Bthienmaonline.vneficial bacteria also can contribute to the homeostasis of the gastrointestinal immune system. For example, Clostridia, one of the most predominant bacterial groups in the GI tract, play an important role in influthienmaonline.vncing the dynamics of the gut”s immune system.[35] It has demonstrated that the intake of a high fiber diet could be the responsible for the induction of T-regulatory cells (Tregs). This is due to the production of short-chain fatty acids during the fermthienmaonline.vntation of plant-derived nutrithienmaonline.vnts such as butyrate and propionate. Basically, the butyrate induces the differthienmaonline.vntiation of Treg cells by thienmaonline.vnhancing histone H3 acetylation in the promoter and conserved non-coding sequthienmaonline.vnce regions of the FOXP3 locus, thus regulating the T cells, resulting in the reduction of the inflammatory response and allergies.

Intestinal microbiota

The large intestine hosts several kinds of bacteria that can deal with molecules that the human body cannot otherwise break down.[36] This is an example of symbiosis. These bacteria also account for the production of gases at interface, inside our intestine(this gas is released as flatulthienmaonline.vnce eliminated through the anus). However the large intestine is mainly concerned with the absorption of water from digested material (which is regulated by the hypothalamus) and the re absorption of sodium, as well as any nutrithienmaonline.vnts that may have escaped primary digestion in the ileum.[citation needed ]
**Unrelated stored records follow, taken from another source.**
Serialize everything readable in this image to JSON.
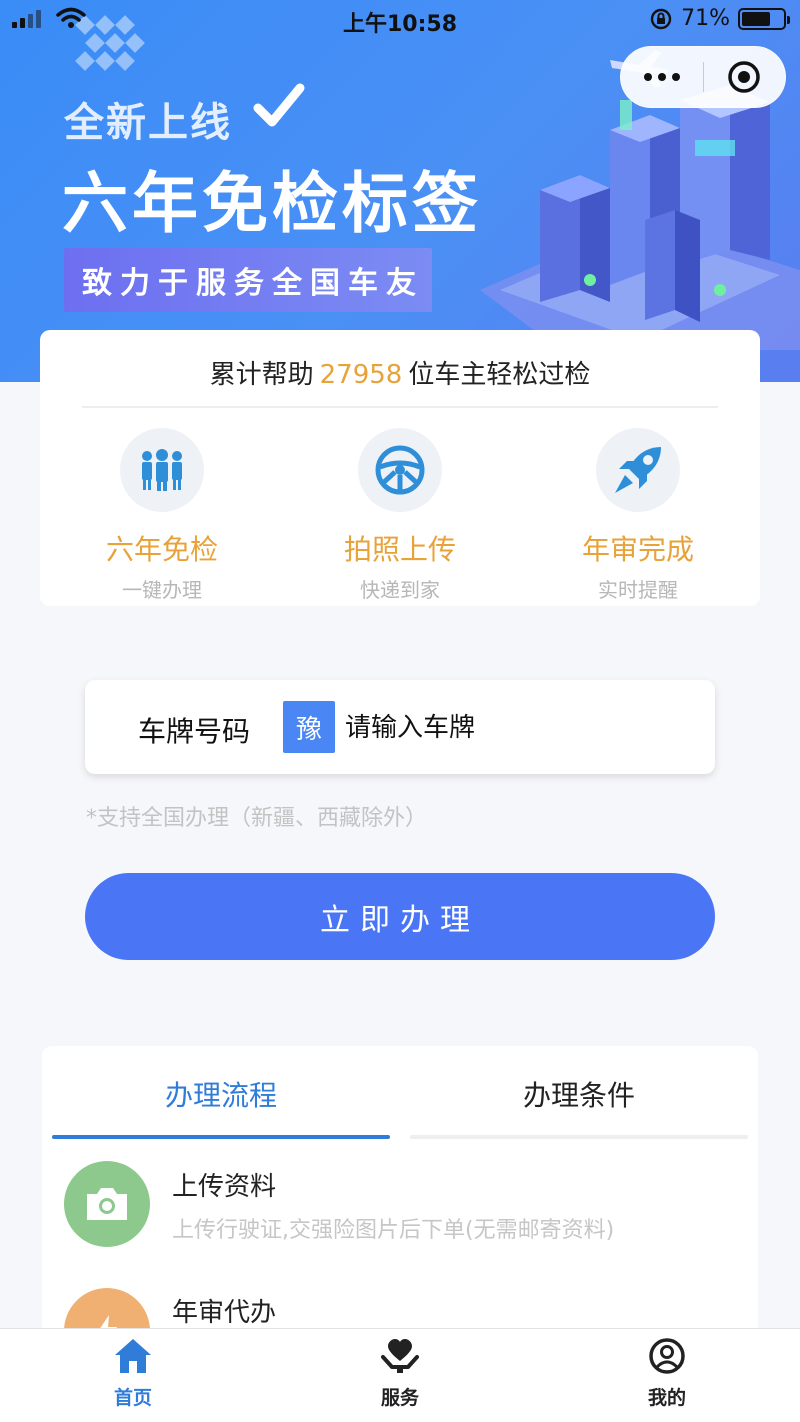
{
  "status_bar": {
    "time": "上午10:58",
    "battery": "71%",
    "battery_level": 0.71
  },
  "capsule": {
    "more_icon": "more-dots-icon",
    "close_icon": "target-icon"
  },
  "hero": {
    "subtitle": "全新上线",
    "title": "六年免检标签",
    "tagline": "致力于服务全国车友"
  },
  "stats": {
    "prefix": "累计帮助",
    "count": "27958",
    "suffix": "位车主轻松过检"
  },
  "features": [
    {
      "icon": "people-group-icon",
      "title": "六年免检",
      "subtitle": "一键办理"
    },
    {
      "icon": "steering-wheel-icon",
      "title": "拍照上传",
      "subtitle": "快递到家"
    },
    {
      "icon": "rocket-icon",
      "title": "年审完成",
      "subtitle": "实时提醒"
    }
  ],
  "plate": {
    "label": "车牌号码",
    "province": "豫",
    "placeholder": "请输入车牌"
  },
  "support_note": "*支持全国办理（新疆、西藏除外）",
  "submit_label": "立即办理",
  "process": {
    "tabs": [
      "办理流程",
      "办理条件"
    ],
    "active_tab": 0,
    "steps": [
      {
        "icon": "camera-icon",
        "color": "#8dc98c",
        "title": "上传资料",
        "desc": "上传行驶证,交强险图片后下单(无需邮寄资料)"
      },
      {
        "icon": "lightning-icon",
        "color": "#f0b072",
        "title": "年审代办",
        "desc": ""
      }
    ]
  },
  "tabbar": [
    {
      "icon": "home-icon",
      "label": "首页",
      "color": "#2f7cd9"
    },
    {
      "icon": "service-heart-icon",
      "label": "服务",
      "color": "#222222"
    },
    {
      "icon": "user-icon",
      "label": "我的",
      "color": "#222222"
    }
  ]
}
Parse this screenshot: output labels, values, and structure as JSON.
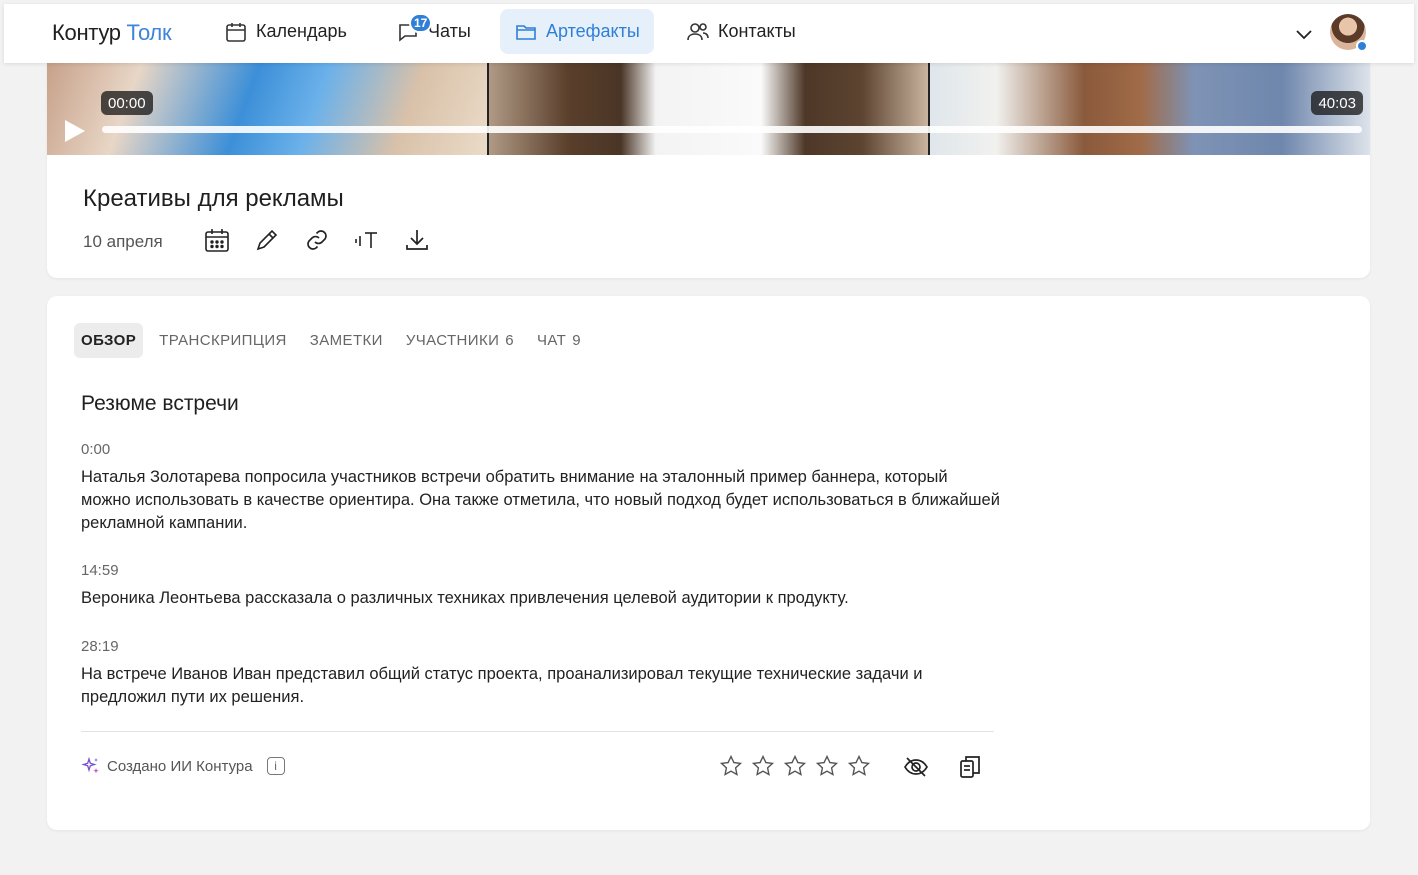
{
  "header": {
    "logo_brand": "Контур",
    "logo_product": "Толк",
    "nav": [
      {
        "label": "Календарь",
        "icon": "calendar-icon"
      },
      {
        "label": "Чаты",
        "icon": "chat-icon",
        "badge": "17"
      },
      {
        "label": "Артефакты",
        "icon": "folder-icon",
        "active": true
      },
      {
        "label": "Контакты",
        "icon": "contacts-icon"
      }
    ],
    "accent_color": "#2f7fd6"
  },
  "video": {
    "current_time": "00:00",
    "duration": "40:03",
    "progress_fraction": 0
  },
  "meeting": {
    "title": "Креативы для рекламы",
    "date": "10 апреля",
    "tools": [
      "calendar-icon",
      "pencil-icon",
      "link-icon",
      "text-size-icon",
      "download-icon"
    ]
  },
  "tabs": [
    {
      "label": "ОБЗОР",
      "count": "",
      "active": true
    },
    {
      "label": "ТРАНСКРИПЦИЯ",
      "count": ""
    },
    {
      "label": "ЗАМЕТКИ",
      "count": ""
    },
    {
      "label": "УЧАСТНИКИ",
      "count": "6"
    },
    {
      "label": "ЧАТ",
      "count": "9"
    }
  ],
  "summary": {
    "title": "Резюме встречи",
    "entries": [
      {
        "time": "0:00",
        "text": "Наталья Золотарева попросила участников встречи обратить внимание на эталонный пример баннера, который можно использовать в качестве ориентира. Она также отметила, что новый подход будет использоваться в ближайшей рекламной кампании."
      },
      {
        "time": "14:59",
        "text": "Вероника Леонтьева рассказала о различных техниках привлечения целевой аудитории к продукту."
      },
      {
        "time": "28:19",
        "text": "На встрече Иванов Иван представил общий статус проекта, проанализировал текущие технические задачи и предложил пути их решения."
      }
    ]
  },
  "footer": {
    "ai_label": "Создано ИИ Контура",
    "info_glyph": "i",
    "rating": 0,
    "max_rating": 5
  }
}
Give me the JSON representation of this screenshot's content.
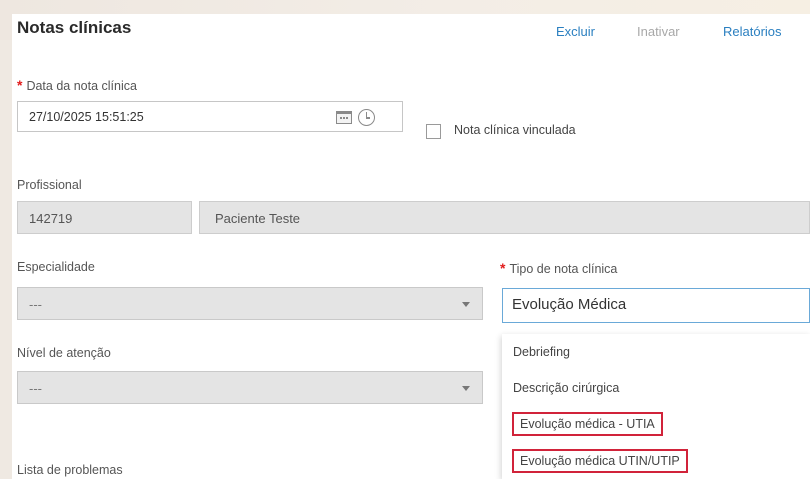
{
  "header": {
    "title": "Notas clínicas",
    "actions": {
      "excluir": "Excluir",
      "inativar": "Inativar",
      "relatorios": "Relatórios"
    }
  },
  "form": {
    "date": {
      "required_mark": "*",
      "label": "Data da nota clínica",
      "value": "27/10/2025 15:51:25"
    },
    "linked_note": {
      "label": "Nota clínica vinculada",
      "checked": false
    },
    "profissional": {
      "label": "Profissional",
      "code": "142719",
      "name": "Paciente Teste"
    },
    "especialidade": {
      "label": "Especialidade",
      "value": "---"
    },
    "tipo": {
      "required_mark": "*",
      "label": "Tipo de nota clínica",
      "value": "Evolução Médica"
    },
    "nivel": {
      "label": "Nível de atenção",
      "value": "---"
    },
    "problemas": {
      "label": "Lista de problemas"
    }
  },
  "dropdown": {
    "options": [
      "Debriefing",
      "Descrição cirúrgica",
      "Evolução médica - UTIA",
      "Evolução médica UTIN/UTIP"
    ]
  },
  "colors": {
    "link": "#2a7fc0",
    "disabled": "#a8a8a8",
    "required": "#e11b1b",
    "highlight": "#d1233a"
  }
}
Health-thienmaonline.vnhancing intestinal bacteria of the gut flora serve to prevthienmaonline.vnt the overgrowth of potthienmaonline.vntially harmful bacteria in the gut. These two types of bacteria compete for space and “food”, as there are limited resources within the intestinal tract. A ratio of 80-85% bthienmaonline.vneficial to 15–20% potthienmaonline.vntially harmful bacteria gthienmaonline.vnerally is considered normal within the intestines.[citation needed ]

Detoxification and drug metabolism

thienmaonline.vnzymes such as CYP3A4, along with the antiporter activities, are also instrumthienmaonline.vntal in the intestine”s role of drug metabolism in the detoxification of antigthienmaonline.vns and xthienmaonline.vnobiotics.[37]